Yes for most of my life. I didn’t think it did fit in for many years, I kind of suppressed it but I am hugely competitive and the creative work is the creative work but in business I love the idea that we outsell big brands and I love the idea that there are very few entries into true luxury markets partly because of the perception that you can’t because these brands are so big. I think the realisation that customers are bigger than brands and that being unique is becoming ever more important. I think that part of me, that athlete, endurance and that competitiveness is a big part of the work. And also you know, I have offices in New York, London, Paris, Berlin, Shanghai, Tokyo with 250 employees, these  are essentially teams that need to be motivated, inspired, led  that was sports.

How are customers responding to bags being offered at this price point that are in line with bags by other brands who are perhaps more well-known for their leather goods?

One of the pillars of luxury is scarcity, essentially. And if you look at the trajectory of the last 10 years of luxury goods, I think Vuitton has 500 stores globally, Ikea has less than 400 and then you add digital and the accessibility… One of these very important emotions tied to luxury was somewhat demanding for a customer — going to a place, engaging with a product, understanding it, buying it — those things for most brands, because of the commercial opportunities, disappeared. I think a lot of the initial feedback is that it’s so great to have a bag that most people don’t have (laughs) which is great!

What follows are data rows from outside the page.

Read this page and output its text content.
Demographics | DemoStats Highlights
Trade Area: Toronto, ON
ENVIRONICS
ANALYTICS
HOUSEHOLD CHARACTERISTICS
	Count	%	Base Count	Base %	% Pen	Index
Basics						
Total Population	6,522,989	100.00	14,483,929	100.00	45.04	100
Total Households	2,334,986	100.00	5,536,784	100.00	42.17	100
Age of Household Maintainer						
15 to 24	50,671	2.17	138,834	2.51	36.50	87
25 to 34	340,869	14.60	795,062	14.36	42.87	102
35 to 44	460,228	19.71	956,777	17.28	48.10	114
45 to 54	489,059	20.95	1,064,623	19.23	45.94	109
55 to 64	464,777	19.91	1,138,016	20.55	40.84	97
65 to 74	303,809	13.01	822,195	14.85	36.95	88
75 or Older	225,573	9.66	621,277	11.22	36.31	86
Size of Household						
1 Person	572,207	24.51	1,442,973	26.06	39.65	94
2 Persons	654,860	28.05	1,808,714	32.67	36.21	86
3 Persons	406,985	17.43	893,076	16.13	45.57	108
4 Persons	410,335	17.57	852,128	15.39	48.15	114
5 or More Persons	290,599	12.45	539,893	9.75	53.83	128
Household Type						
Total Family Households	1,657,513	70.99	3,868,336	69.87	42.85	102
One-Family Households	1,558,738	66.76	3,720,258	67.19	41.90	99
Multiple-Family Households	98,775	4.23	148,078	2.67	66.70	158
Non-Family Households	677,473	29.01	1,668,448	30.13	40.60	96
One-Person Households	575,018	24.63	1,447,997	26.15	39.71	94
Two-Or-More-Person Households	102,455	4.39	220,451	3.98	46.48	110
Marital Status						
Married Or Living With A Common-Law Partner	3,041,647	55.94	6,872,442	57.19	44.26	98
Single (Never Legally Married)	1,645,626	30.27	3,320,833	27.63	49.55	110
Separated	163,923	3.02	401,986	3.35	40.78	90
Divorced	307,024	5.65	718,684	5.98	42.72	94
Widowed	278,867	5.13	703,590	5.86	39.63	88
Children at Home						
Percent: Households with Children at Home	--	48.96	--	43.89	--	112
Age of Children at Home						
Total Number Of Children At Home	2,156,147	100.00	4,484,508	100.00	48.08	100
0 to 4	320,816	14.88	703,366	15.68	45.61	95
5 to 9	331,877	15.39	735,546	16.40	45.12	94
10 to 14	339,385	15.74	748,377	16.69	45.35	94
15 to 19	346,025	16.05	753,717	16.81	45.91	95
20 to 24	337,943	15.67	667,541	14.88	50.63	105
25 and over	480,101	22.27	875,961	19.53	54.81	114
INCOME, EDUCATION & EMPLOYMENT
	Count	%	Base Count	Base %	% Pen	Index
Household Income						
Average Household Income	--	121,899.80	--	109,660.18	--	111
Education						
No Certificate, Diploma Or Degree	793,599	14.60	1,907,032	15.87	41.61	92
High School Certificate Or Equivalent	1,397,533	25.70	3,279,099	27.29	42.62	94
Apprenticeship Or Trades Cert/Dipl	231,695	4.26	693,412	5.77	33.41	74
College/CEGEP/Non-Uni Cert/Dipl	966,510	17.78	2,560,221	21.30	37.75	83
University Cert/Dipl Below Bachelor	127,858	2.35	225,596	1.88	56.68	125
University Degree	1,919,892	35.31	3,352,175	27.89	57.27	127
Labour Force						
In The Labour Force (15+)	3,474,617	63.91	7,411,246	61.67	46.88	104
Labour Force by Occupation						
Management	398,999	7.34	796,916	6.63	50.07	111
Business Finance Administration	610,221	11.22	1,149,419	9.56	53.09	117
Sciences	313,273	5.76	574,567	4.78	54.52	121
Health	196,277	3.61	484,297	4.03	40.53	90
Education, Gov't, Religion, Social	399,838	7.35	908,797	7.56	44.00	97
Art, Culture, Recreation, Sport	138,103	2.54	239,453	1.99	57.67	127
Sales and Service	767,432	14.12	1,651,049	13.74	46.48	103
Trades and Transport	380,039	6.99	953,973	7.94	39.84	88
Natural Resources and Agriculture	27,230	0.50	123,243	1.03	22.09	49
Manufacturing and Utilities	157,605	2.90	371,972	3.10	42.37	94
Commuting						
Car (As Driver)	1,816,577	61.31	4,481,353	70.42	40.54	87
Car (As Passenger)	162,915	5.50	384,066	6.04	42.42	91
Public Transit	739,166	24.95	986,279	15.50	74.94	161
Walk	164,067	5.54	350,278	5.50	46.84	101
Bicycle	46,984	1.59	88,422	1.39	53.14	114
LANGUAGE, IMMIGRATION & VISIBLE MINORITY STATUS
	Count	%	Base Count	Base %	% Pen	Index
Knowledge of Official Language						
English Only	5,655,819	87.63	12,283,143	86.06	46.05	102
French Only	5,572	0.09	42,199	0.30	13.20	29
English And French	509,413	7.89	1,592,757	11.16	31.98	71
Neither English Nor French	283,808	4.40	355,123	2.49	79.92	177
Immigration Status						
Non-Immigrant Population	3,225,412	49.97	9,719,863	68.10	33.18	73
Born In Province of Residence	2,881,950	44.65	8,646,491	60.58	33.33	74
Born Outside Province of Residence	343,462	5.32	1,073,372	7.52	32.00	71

When I started in fragrance, every body was wearing fragrance as a form of inclusion. Every body was wearing Dolce & Gabbana Light Blue, and then there was a massive shift and people bought fragrances that were maybe harder to find and were more expensive from niche artisan houses to express their individuality. I see the same kind of shift in handbags and I see it in other luxury goods. The individual is important, self-expression is important and I don’t think Byredo as a brand is dictating in terms of that lifestyle so it allows people to integrate these products into their personality and their expression.

Do you have an e-commerce presence?

We do but we don’t sell the bags there. But I have a pretty clever technical solution where if you bought a bag in store you can buy your second bag online. It’s a little bit like when I bought my first Hèrmes bag — they wouldn’t let me buy the travel size Birkin. Hermès, in my mind, they are still the only true luxury company that really puts the product first, that really focuses on quality and that in a tasteful way, controls supply and demand. And to be more rare than a Hermès for now is quite nice (laughs).

“to be more rare than a Hermès for now is quite nice”

Are there plans to expand the range further?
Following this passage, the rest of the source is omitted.